The State Bank of Pakistan has completed an additional PKR 300 billion in early repayments. Finance Minister Adviser Khurram Shehzad noted that in the first seven months of fiscal year 2026, over PKR 2,150 billion was repaid early — a 44% increase compared to the same period last year.
According to Shehzad, the central bank’s debt has now decreased by nearly 44%, falling from PKR 5,500 billion to around PKR 3,000 billion. Even loans initially due in 2029 have been repaid years ahead of schedule, highlighting the government’s strategic financial planning.

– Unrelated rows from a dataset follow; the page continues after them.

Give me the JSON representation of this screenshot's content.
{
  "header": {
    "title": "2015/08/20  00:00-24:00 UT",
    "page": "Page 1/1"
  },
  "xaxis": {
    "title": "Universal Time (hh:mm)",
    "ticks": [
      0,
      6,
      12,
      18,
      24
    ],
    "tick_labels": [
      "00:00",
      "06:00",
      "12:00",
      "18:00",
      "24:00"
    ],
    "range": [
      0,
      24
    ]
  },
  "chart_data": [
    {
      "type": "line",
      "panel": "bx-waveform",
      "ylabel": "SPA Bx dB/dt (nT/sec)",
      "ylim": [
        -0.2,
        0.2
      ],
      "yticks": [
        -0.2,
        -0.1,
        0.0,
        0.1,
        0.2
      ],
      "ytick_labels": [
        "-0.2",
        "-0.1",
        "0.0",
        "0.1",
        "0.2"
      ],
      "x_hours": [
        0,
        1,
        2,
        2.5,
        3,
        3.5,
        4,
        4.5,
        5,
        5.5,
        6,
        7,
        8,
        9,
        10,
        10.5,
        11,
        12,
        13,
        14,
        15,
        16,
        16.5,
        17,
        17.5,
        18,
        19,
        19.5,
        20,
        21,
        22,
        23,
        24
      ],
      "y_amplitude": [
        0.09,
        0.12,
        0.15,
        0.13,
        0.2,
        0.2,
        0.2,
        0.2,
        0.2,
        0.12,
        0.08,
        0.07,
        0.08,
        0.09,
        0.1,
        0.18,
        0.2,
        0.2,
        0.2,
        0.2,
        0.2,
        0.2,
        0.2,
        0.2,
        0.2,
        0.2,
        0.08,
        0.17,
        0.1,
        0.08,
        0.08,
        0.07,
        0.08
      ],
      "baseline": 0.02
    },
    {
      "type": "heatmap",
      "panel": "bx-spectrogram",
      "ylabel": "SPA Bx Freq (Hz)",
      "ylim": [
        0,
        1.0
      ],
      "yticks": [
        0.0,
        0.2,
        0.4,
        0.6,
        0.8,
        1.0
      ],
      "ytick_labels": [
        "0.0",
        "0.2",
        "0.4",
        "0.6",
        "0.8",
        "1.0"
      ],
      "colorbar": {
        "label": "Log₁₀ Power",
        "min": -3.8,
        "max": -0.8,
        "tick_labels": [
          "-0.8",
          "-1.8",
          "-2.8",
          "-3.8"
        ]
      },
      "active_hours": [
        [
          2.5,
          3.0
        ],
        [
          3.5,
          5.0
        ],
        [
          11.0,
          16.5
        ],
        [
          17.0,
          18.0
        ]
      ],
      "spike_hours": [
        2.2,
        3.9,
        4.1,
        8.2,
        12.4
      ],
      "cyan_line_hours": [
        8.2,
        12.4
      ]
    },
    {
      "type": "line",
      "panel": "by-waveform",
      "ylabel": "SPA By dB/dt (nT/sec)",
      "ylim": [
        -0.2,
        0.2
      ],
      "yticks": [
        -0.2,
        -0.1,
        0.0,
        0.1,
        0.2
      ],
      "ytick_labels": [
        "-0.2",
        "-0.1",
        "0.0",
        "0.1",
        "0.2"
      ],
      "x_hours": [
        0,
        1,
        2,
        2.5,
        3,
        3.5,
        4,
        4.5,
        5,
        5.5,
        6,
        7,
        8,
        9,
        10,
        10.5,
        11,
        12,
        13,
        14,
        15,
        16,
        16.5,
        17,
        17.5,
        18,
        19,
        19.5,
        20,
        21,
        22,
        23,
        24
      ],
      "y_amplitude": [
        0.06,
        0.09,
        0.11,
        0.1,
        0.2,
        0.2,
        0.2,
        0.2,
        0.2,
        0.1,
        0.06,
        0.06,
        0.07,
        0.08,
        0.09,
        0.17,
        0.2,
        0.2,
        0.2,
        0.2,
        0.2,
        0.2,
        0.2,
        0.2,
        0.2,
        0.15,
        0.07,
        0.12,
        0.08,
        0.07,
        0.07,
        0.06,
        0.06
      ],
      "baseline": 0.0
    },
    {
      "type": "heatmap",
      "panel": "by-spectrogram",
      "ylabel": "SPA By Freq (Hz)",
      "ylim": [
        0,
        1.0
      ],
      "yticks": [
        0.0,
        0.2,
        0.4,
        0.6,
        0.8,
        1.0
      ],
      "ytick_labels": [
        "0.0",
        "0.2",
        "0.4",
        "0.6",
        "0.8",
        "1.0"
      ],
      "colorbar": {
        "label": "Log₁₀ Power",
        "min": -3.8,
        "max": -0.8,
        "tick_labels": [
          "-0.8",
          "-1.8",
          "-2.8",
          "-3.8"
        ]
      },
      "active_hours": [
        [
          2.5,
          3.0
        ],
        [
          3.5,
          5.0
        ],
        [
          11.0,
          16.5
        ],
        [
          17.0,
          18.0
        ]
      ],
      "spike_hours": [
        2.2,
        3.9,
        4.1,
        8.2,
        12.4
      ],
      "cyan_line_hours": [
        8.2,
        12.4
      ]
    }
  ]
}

Early repayments included roughly 65% State Bank loans, 30% Treasury Bills, and 5% Pakistan Investment Bonds, bringing total public debt down from PKR 80.5 trillion to nearly PKR 80 trillion.
Shehzad emphasized that the debt-to-GDP ratio has now fallen below 74%, signaling a stronger fiscal position and a more sustainable economic outlook for Pakistan. Analysts say these measures not only reduce financial vulnerability but also demonstrate the government’s commitment to long-term stability and growth.